We have all experienced that momentary feeling of lightness when an elevator begins its downward motion. It is almost as if our weight had suddenly been reduced or, conceivably, that the pull of the Earth’s gravity had decreased for a moment. But imagine what it would be like if the lift cable had suddenly snapped and the lift, with you in it, had plummeted downward. Apart from stark terror, what else do you think you would experience during your fall? What would the physical experience of such a disaster be like?

Well, it would be just like jumping from a high tower. If your descent was unimpeded by the resistance of the air, almost all sense of weight would vanish while you were falling. You would feel weightless, just as though you were an astronaut in outer space.

Not surprisingly, scientists who want to know how equipment will behave under the conditions found in spacecraft are keen to simulate the same conditions here on Earth. One way in which they can do this is by dropping their equipment from the top of a tower, or down a vertical shaft. There are a number of research centres around the world where drop facilities of this kind are available. These are specialized facilities where steps are taken to avoid or overcome the effects of air resistance: simply dropping an object in the Earth’s atmosphere is not a satisfactory way of simulating the environment of outer space.

Figure 1.1 shows the 140 m drop-tower in Bremen, Germany. The tower is airtight, so all the air can be pumped out. Equipment under test is placed inside a specially constructed drop-vehicle and monitored by closed-circuit TV as it falls from the top to the bottom of the tower. About five seconds of free fall can be achieved in this way. During those few seconds, within the falling drop-vehicle, the effects of gravity are reduced to a tiny fraction of their usual value, a condition known as ‘microgravity’.
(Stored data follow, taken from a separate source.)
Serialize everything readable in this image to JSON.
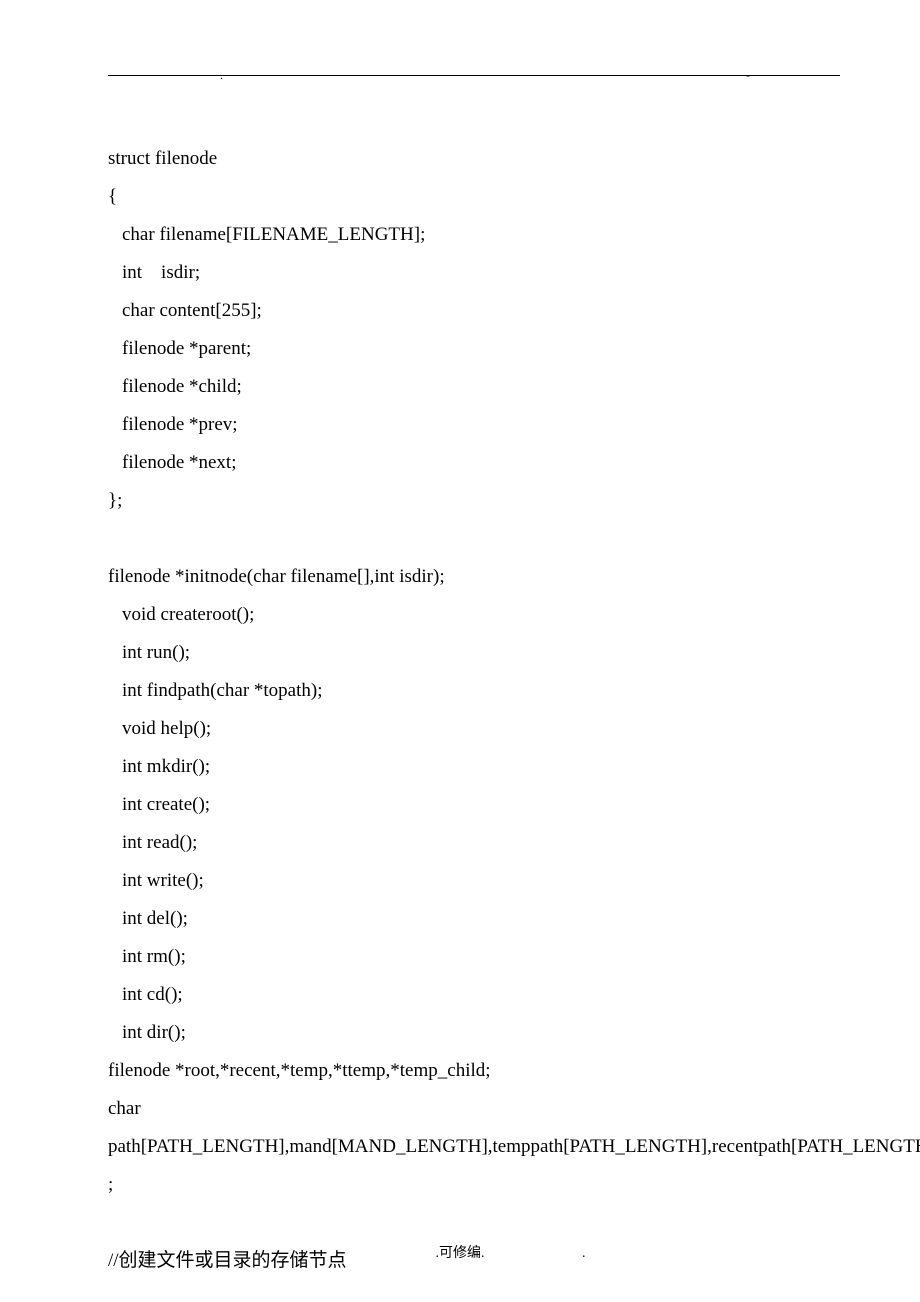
{
  "header": {
    "dot_left": ".",
    "dash_right": "-"
  },
  "code": {
    "line1": "struct filenode",
    "line2": "{",
    "line3": "char filename[FILENAME_LENGTH];",
    "line4": "int    isdir;",
    "line5": "char content[255];",
    "line6": "filenode *parent;",
    "line7": "filenode *child;",
    "line8": "filenode *prev;",
    "line9": "filenode *next;",
    "line10": "};",
    "line11": "filenode *initnode(char filename[],int isdir);",
    "line12": "void createroot();",
    "line13": "int run();",
    "line14": "int findpath(char *topath);",
    "line15": "void help();",
    "line16": "int mkdir();",
    "line17": "int create();",
    "line18": "int read();",
    "line19": "int write();",
    "line20": "int del();",
    "line21": "int rm();",
    "line22": "int cd();",
    "line23": "int dir();",
    "line24": "filenode *root,*recent,*temp,*ttemp,*temp_child;",
    "line25": "char",
    "line26": "path[PATH_LENGTH],mand[MAND_LENGTH],temppath[PATH_LENGTH],recentpath[PATH_LENGTH]",
    "line27": ";",
    "line28": "//创建文件或目录的存储节点"
  },
  "footer": {
    "dot1": ".",
    "text": ".可修编.",
    "dot2": "."
  }
}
In the USA, at the Lewis Research Center in Ohio, NASA operates a 143 m drop-shaft, as part of its Zero Gravity Research Facility. Microgravity investigations conducted at the research facility have concerned the spread of fire, the flow of liquids, and the feasibility of space-based industrial processes that would be impossible under normal terrestrial conditions. Figure 1.2 shows the facility’s bullet-shaped drop-vehicle being given a soft landing at the end of a drop, to avoid destroying the expensive equipment that it contains.

At the time of writing, the world’s longest drop-shaft is in Japan. The Japan Microgravity Center (JAMIC) has a 700 m drop housed in a disused mine shaft. It would be impossible to evacuate the air from such a big shaft, so in this case the rocket-shaped test capsule is propelled down the shaft by gas-jets with a thrust that is designed to compensate for air resistance. Inside this capsule, there is a second capsule and the space between the capsules is a vacuum. The experiments are carried out in the inner capsule which, to a very good approximation, is in free fall. The two capsules decelerate during the final 200 m of the fall.
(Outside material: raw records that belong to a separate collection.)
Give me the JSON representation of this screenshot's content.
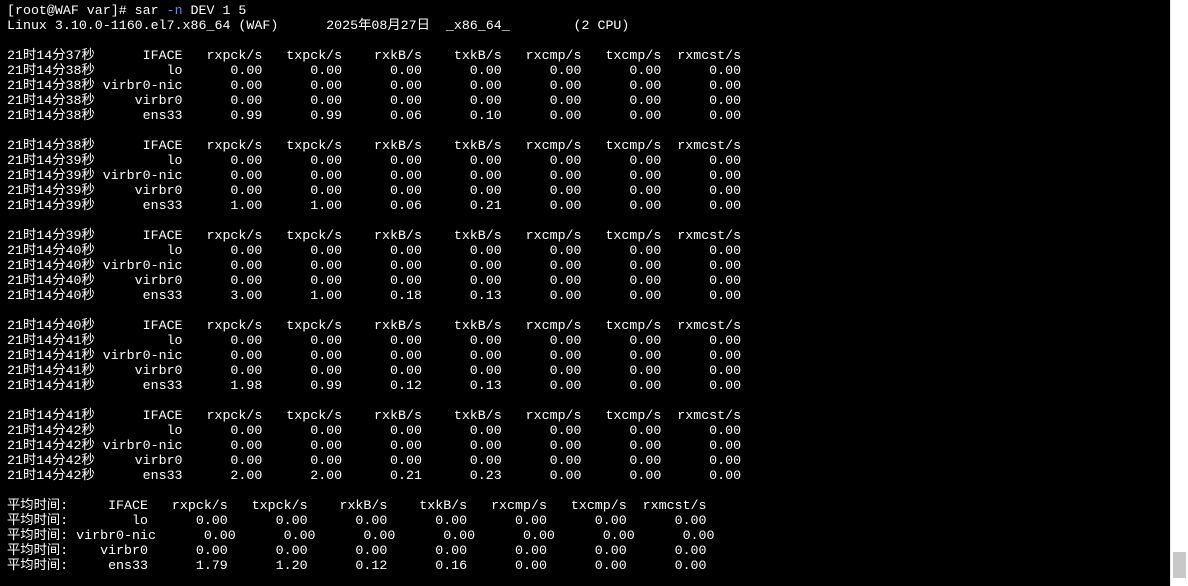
{
  "terminal": {
    "prompt": "[root@WAF var]# ",
    "cmd_name": "sar ",
    "cmd_flag": "-n",
    "cmd_args": " DEV 1 5",
    "sysinfo": "Linux 3.10.0-1160.el7.x86_64 (WAF)      2025年08月27日  _x86_64_        (2 CPU)",
    "lines": [
      "",
      "21时14分37秒      IFACE   rxpck/s   txpck/s    rxkB/s    txkB/s   rxcmp/s   txcmp/s  rxmcst/s",
      "21时14分38秒         lo      0.00      0.00      0.00      0.00      0.00      0.00      0.00",
      "21时14分38秒 virbr0-nic      0.00      0.00      0.00      0.00      0.00      0.00      0.00",
      "21时14分38秒     virbr0      0.00      0.00      0.00      0.00      0.00      0.00      0.00",
      "21时14分38秒      ens33      0.99      0.99      0.06      0.10      0.00      0.00      0.00",
      "",
      "21时14分38秒      IFACE   rxpck/s   txpck/s    rxkB/s    txkB/s   rxcmp/s   txcmp/s  rxmcst/s",
      "21时14分39秒         lo      0.00      0.00      0.00      0.00      0.00      0.00      0.00",
      "21时14分39秒 virbr0-nic      0.00      0.00      0.00      0.00      0.00      0.00      0.00",
      "21时14分39秒     virbr0      0.00      0.00      0.00      0.00      0.00      0.00      0.00",
      "21时14分39秒      ens33      1.00      1.00      0.06      0.21      0.00      0.00      0.00",
      "",
      "21时14分39秒      IFACE   rxpck/s   txpck/s    rxkB/s    txkB/s   rxcmp/s   txcmp/s  rxmcst/s",
      "21时14分40秒         lo      0.00      0.00      0.00      0.00      0.00      0.00      0.00",
      "21时14分40秒 virbr0-nic      0.00      0.00      0.00      0.00      0.00      0.00      0.00",
      "21时14分40秒     virbr0      0.00      0.00      0.00      0.00      0.00      0.00      0.00",
      "21时14分40秒      ens33      3.00      1.00      0.18      0.13      0.00      0.00      0.00",
      "",
      "21时14分40秒      IFACE   rxpck/s   txpck/s    rxkB/s    txkB/s   rxcmp/s   txcmp/s  rxmcst/s",
      "21时14分41秒         lo      0.00      0.00      0.00      0.00      0.00      0.00      0.00",
      "21时14分41秒 virbr0-nic      0.00      0.00      0.00      0.00      0.00      0.00      0.00",
      "21时14分41秒     virbr0      0.00      0.00      0.00      0.00      0.00      0.00      0.00",
      "21时14分41秒      ens33      1.98      0.99      0.12      0.13      0.00      0.00      0.00",
      "",
      "21时14分41秒      IFACE   rxpck/s   txpck/s    rxkB/s    txkB/s   rxcmp/s   txcmp/s  rxmcst/s",
      "21时14分42秒         lo      0.00      0.00      0.00      0.00      0.00      0.00      0.00",
      "21时14分42秒 virbr0-nic      0.00      0.00      0.00      0.00      0.00      0.00      0.00",
      "21时14分42秒     virbr0      0.00      0.00      0.00      0.00      0.00      0.00      0.00",
      "21时14分42秒      ens33      2.00      2.00      0.21      0.23      0.00      0.00      0.00",
      "",
      "平均时间:     IFACE   rxpck/s   txpck/s    rxkB/s    txkB/s   rxcmp/s   txcmp/s  rxmcst/s",
      "平均时间:        lo      0.00      0.00      0.00      0.00      0.00      0.00      0.00",
      "平均时间: virbr0-nic      0.00      0.00      0.00      0.00      0.00      0.00      0.00",
      "平均时间:    virbr0      0.00      0.00      0.00      0.00      0.00      0.00      0.00",
      "平均时间:     ens33      1.79      1.20      0.12      0.16      0.00      0.00      0.00"
    ]
  },
  "colors": {
    "background": "#000000",
    "foreground": "#ffffff",
    "option_flag": "#5b8cff"
  }
}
By the time you finish this chapter you should be able to work out the duration of the fall in the JAMIC facility, and the highest speed attained by the capsule. You should also be able to work out the length of shaft that would be required to produce any given duration of microgravity.

If all this sounds a bit esoteric you might prefer to consider a different kind of drop-facility. Figure 1.3 shows Oblivion, a ride at the Alton Towers Adventure Park, UK. Oblivion is described as ‘the world’s first vertical-drop roller-coaster’. It will not simulate the space environment, but it will produce a few seconds of terror from a simple application of linear motion.